Transcript
A (0:04)
Welcome to the American Diabetes Association Diabetes Core Update, where we will regularly keep you up to date on the latest clinically relevant articles from the American Diabetes Association's four science and medical journals Diabetes, Diabetes Care, Clinical Diabetes and Diabetes Spectrum. Joining us for this program are Dr. Neal Skolnik, who is a professor of family medicine at Temple University School of Medicine and associate Director in the Family Medicine Residency Program at Abington Memorial Hospital. Welcome, Dr. Skolmik.
B (0:37)
Thank you. It's a pleasure to be here.
A (0:39)
And Dr. John Russell, who is a professor of Family Medicine at Temple University School of Medicine and director in the Family Medicine Residency Program at Abington Memorial Hospital.
C (0:49)
Thank you. I'm looking forward to going over this week's articles.
A (0:53)
And now for the articles.
B (0:55)
We have another excellent issue this month, beginning with an article from Diabetes Care on the safety and efficacy of sitagliptin in the management of inpatient hyperglycemia.

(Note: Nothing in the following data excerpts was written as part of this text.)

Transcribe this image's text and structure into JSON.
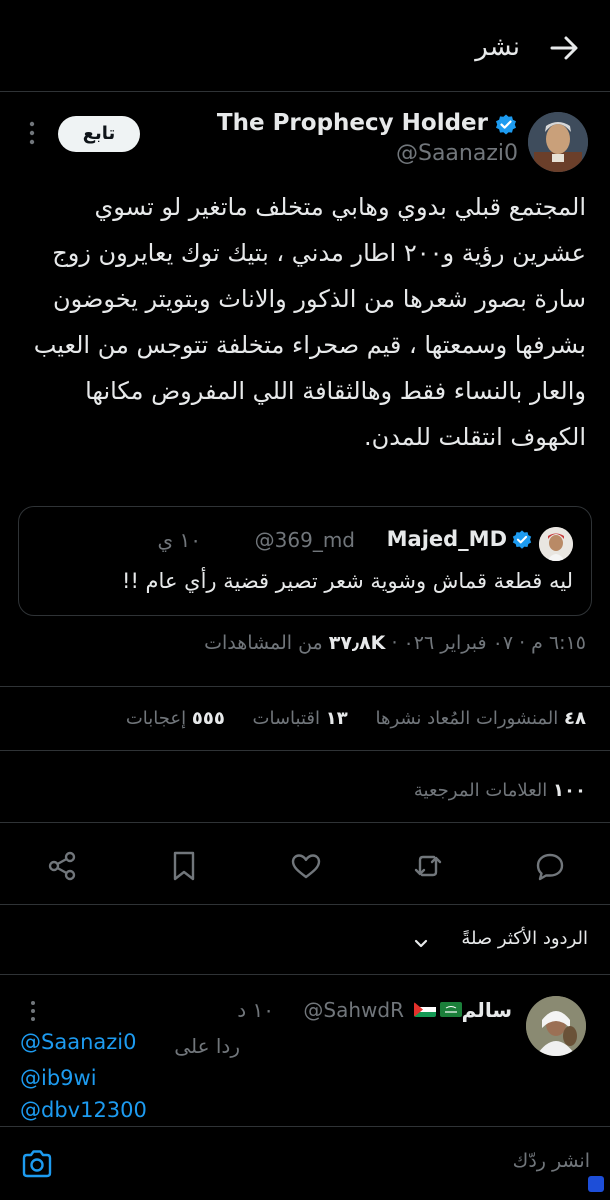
{
  "header": {
    "title": "نشر",
    "back_icon": "arrow-right-icon"
  },
  "tweet": {
    "author_name": "The Prophecy Holder",
    "author_handle": "@Saanazi0",
    "follow_label": "تابع",
    "lines": [
      "المجتمع قبلي بدوي وهابي متخلف ماتغير لو تسوي",
      "عشرين رؤية و٢٠٠ اطار مدني ، بتيك توك يعايرون زوج",
      "سارة بصور شعرها من الذكور والاناث وبتويتر يخوضون",
      "بشرفها وسمعتها ، قيم صحراء متخلفة تتوجس من العيب",
      "والعار بالنساء فقط وهالثقافة اللي المفروض مكانها",
      "الكهوف انتقلت للمدن."
    ],
    "time": "٦:١٥ م",
    "date": "٠٧ فبراير ٠٢٦",
    "views_count": "٣٧٫٨K",
    "views_label": "من المشاهدات"
  },
  "quote": {
    "name": "Majed_MD",
    "handle": "@369_md",
    "time": "١٠ ي",
    "text": "ليه قطعة قماش وشوية شعر تصير قضية رأي عام !!"
  },
  "stats": {
    "reposts_count": "٤٨",
    "reposts_label": "المنشورات المُعاد نشرها",
    "quotes_count": "١٣",
    "quotes_label": "اقتباسات",
    "likes_count": "٥٥٥",
    "likes_label": "إعجابات",
    "bookmarks_count": "١٠٠",
    "bookmarks_label": "العلامات المرجعية"
  },
  "actions": [
    "reply-icon",
    "retweet-icon",
    "like-icon",
    "bookmark-icon",
    "share-icon"
  ],
  "replies_sort": {
    "label": "الردود الأكثر صلةً"
  },
  "reply": {
    "name": "سالم",
    "handle": "@SahwdR",
    "time": "١٠ د",
    "replying_to_label": "ردا على",
    "mentions": [
      "@Saanazi0",
      "@ib9wi",
      "@dbv12300"
    ]
  },
  "composer": {
    "placeholder": "انشر ردّك"
  },
  "colors": {
    "background": "#000000",
    "accent": "#1d9bf0",
    "muted": "#71767b",
    "text": "#e7e9ea",
    "border": "#2f3336"
  }
}
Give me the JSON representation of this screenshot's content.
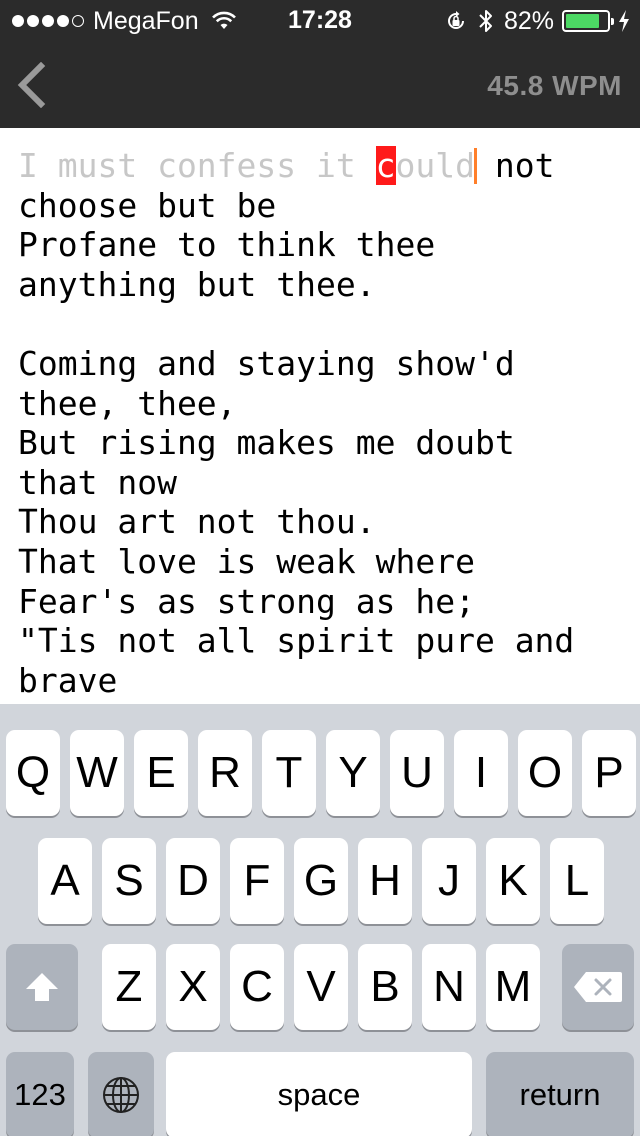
{
  "status_bar": {
    "carrier": "MegaFon",
    "time": "17:28",
    "battery_percent": "82%",
    "battery_level": 0.82,
    "signal_bars": 4,
    "signal_max": 5,
    "icons": [
      "wifi-icon",
      "rotation-lock-icon",
      "bluetooth-icon",
      "battery-icon",
      "charging-bolt-icon"
    ]
  },
  "nav": {
    "back_icon": "chevron-left-icon",
    "wpm": "45.8 WPM"
  },
  "text": {
    "typed": "I must confess it ",
    "current_char": "c",
    "typed_after_char": "ould",
    "remaining": " not\nchoose but be\nProfane to think thee\nanything but thee.\n\nComing and staying show'd\nthee, thee,\nBut rising makes me doubt\nthat now\nThou art not thou.\nThat love is weak where\nFear's as strong as he;\n\"Tis not all spirit pure and\nbrave"
  },
  "keyboard": {
    "row1": [
      "Q",
      "W",
      "E",
      "R",
      "T",
      "Y",
      "U",
      "I",
      "O",
      "P"
    ],
    "row2": [
      "A",
      "S",
      "D",
      "F",
      "G",
      "H",
      "J",
      "K",
      "L"
    ],
    "row3": [
      "Z",
      "X",
      "C",
      "V",
      "B",
      "N",
      "M"
    ],
    "numbers_label": "123",
    "space_label": "space",
    "return_label": "return",
    "shift_icon": "shift-icon",
    "globe_icon": "globe-icon",
    "delete_icon": "backspace-icon"
  },
  "colors": {
    "header_bg": "#2b2b2b",
    "typed_text": "#c7c7c7",
    "highlight": "#ff1a1a",
    "caret": "#ff7f2a",
    "battery_green": "#4cd964",
    "keyboard_bg": "#d1d5db"
  }
}
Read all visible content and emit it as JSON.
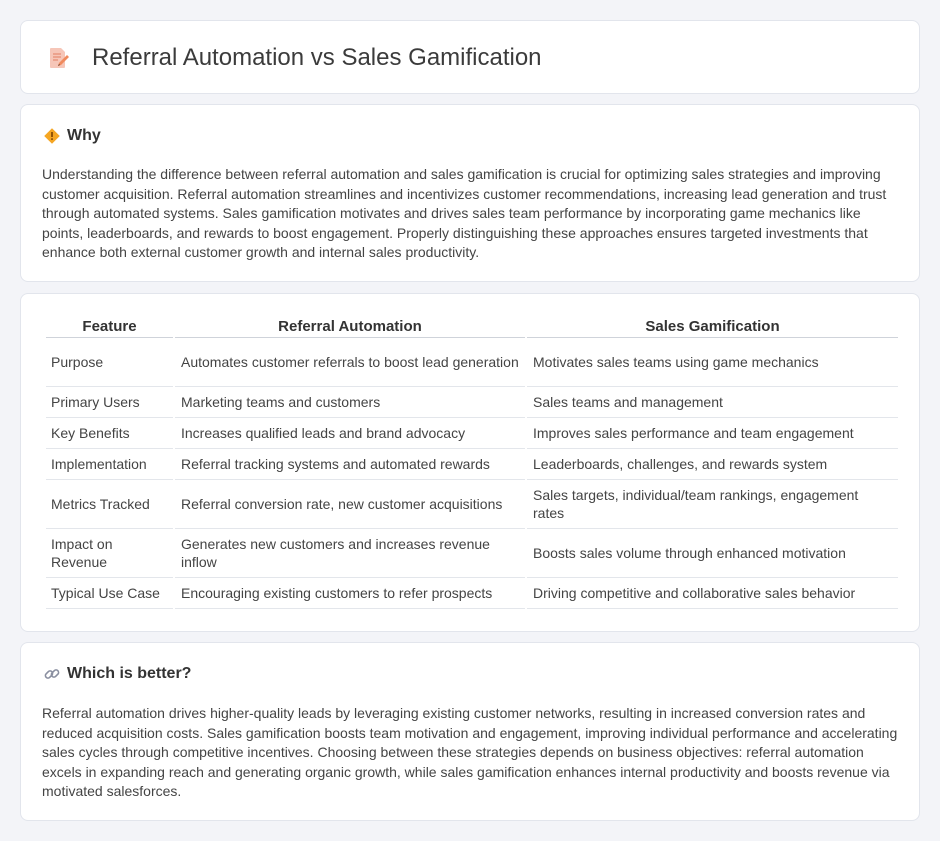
{
  "header": {
    "title": "Referral Automation vs Sales Gamification",
    "icon": "document-pen-icon"
  },
  "why": {
    "title": "Why",
    "icon": "diamond-warning-icon",
    "text": "Understanding the difference between referral automation and sales gamification is crucial for optimizing sales strategies and improving customer acquisition. Referral automation streamlines and incentivizes customer recommendations, increasing lead generation and trust through automated systems. Sales gamification motivates and drives sales team performance by incorporating game mechanics like points, leaderboards, and rewards to boost engagement. Properly distinguishing these approaches ensures targeted investments that enhance both external customer growth and internal sales productivity."
  },
  "table": {
    "headers": [
      "Feature",
      "Referral Automation",
      "Sales Gamification"
    ],
    "rows": [
      [
        "Purpose",
        "Automates customer referrals to boost lead generation",
        "Motivates sales teams using game mechanics"
      ],
      [
        "Primary Users",
        "Marketing teams and customers",
        "Sales teams and management"
      ],
      [
        "Key Benefits",
        "Increases qualified leads and brand advocacy",
        "Improves sales performance and team engagement"
      ],
      [
        "Implementation",
        "Referral tracking systems and automated rewards",
        "Leaderboards, challenges, and rewards system"
      ],
      [
        "Metrics Tracked",
        "Referral conversion rate, new customer acquisitions",
        "Sales targets, individual/team rankings, engagement rates"
      ],
      [
        "Impact on Revenue",
        "Generates new customers and increases revenue inflow",
        "Boosts sales volume through enhanced motivation"
      ],
      [
        "Typical Use Case",
        "Encouraging existing customers to refer prospects",
        "Driving competitive and collaborative sales behavior"
      ]
    ]
  },
  "better": {
    "title": "Which is better?",
    "icon": "link-icon",
    "text": "Referral automation drives higher-quality leads by leveraging existing customer networks, resulting in increased conversion rates and reduced acquisition costs. Sales gamification boosts team motivation and engagement, improving individual performance and accelerating sales cycles through competitive incentives. Choosing between these strategies depends on business objectives: referral automation excels in expanding reach and generating organic growth, while sales gamification enhances internal productivity and boosts revenue via motivated salesforces."
  }
}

Then an article also from the November edition of Diabetes Care on empagliflozin as add on to metformin plus sulfonylureas, followed by an article from Diabetes Care on clinical inertia in patients with type 2 diabetes and how long it takes to add therapy, and concluding with a discussion of the new cholesterol guidelines.
C (1:31)
Our first article in this edition is from the November 2013 edition of Diabetes Care, and it looked at safety and efficacy of sitagliptin therapy for the inpatient management of general medical and surgical patients with type 2 diabetes. This study was designed to look at the safety and efficacy of sitagliptin for inpatient management of patients with type 2 diabetes on general medical and surgical floors. It was a multi center, open label, randomized trial that looked at 90 patients with a known history of type 2 diabetes who are treated with diet, oral diabetic agents or a low total daily dose of insulin less than 0.4 units per kilogram per day. The patients were randomized to receive sitagliptin alone or in combination with glargine insulin or a basal bolus insulin regimen plus supplemental correction doses of lispro. Major study outcomes included differences in daily blood glucose frequency of treatment failures, which was defined as three or more consecutive blood glucoses greater than 240 or a mean daily blood glucose greater than 240. They also looked at hypoglycemia between the groups. The glycemic control improved similarly in all treatment groups. There were no differences seen in the mean daily blood glucose after the first day of treatment, number of readings within a blood group, close target of 70 to 140, number of blood glucose readings greater than 200, or number of treatment failures. The total daily insulin dose and number of insulin rejections were significantly less in the sitagliptin groups compared with the basal bolus insulin group. There were no differences seen in length of hospital stay or the number of hypoglycemic events.